Seorang yang menggunakan narkoba berarti merusak Bait Allah dalam tubuhnya. Dengan menggunakan narkoba, ia telah memandulkan dirinya dalam memuliakan Tuhan.

Metode apa pun yang kita kembangkan untuk pengguna narkoba hasilnya tidak akan maksimal. Pengrusakan syaraf-otak yang diakibatkan sulit tertanggulangi. Kalau jantung, hati, dan paru-paru bisa ditangani dengan pencangkokan, apakah syaraf dan otak juga bisa? Cara yang paling tepat untuk sembuh adalah perjumpaan dengan Kristus. Hanya ini yang bisa memulihkan.
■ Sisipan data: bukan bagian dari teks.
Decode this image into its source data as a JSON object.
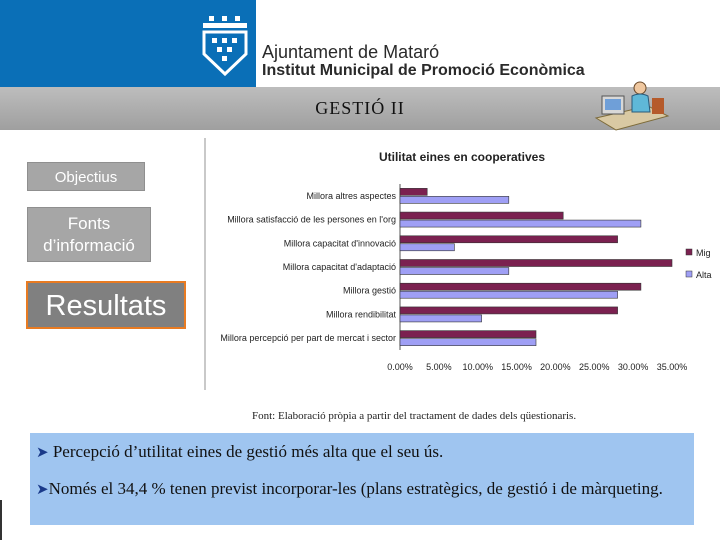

Dalam pelaksanaannya, kita pun harus aktif dengan memberikan sumbangan tenaga dan pikiran. Pelaku narkoba selalu berpikir bahwa hidupnya tidak berharga lagi. Jadi, kalau ada keluarga atau lingkungan yang terkena narkoba, jangan menolak tetapi rangkul dan berikan pengampunan. Keluarga harus memahami faktor penyebab dan pendukung sebelum masalah berkembang lebih rumit.

Bagaimanapun pengampunan merupakan kunci penyelesaian kekalutan ini. “... Jikalau saudaramu berbuat dosa, tegorlah dia, dan jikalau ia menyesal, ampunilah dia. Bahkan jikalau ia berbuat dosa terhadap engkau tujuh kali sehari dan tujuh kali ia kembali kepadamu dan berkata: Aku menyesal, engkau harus mengampuni dia” (Luk. 17:3-4).

Dan tidak kalah penting adalah peran aktif gereja yang harus dikedepankan. Gereja tidak bisa hanya bersuara dari mimbar. Tetapi harus lebih melakukan beragam upaya dalam menghadapi narkoba.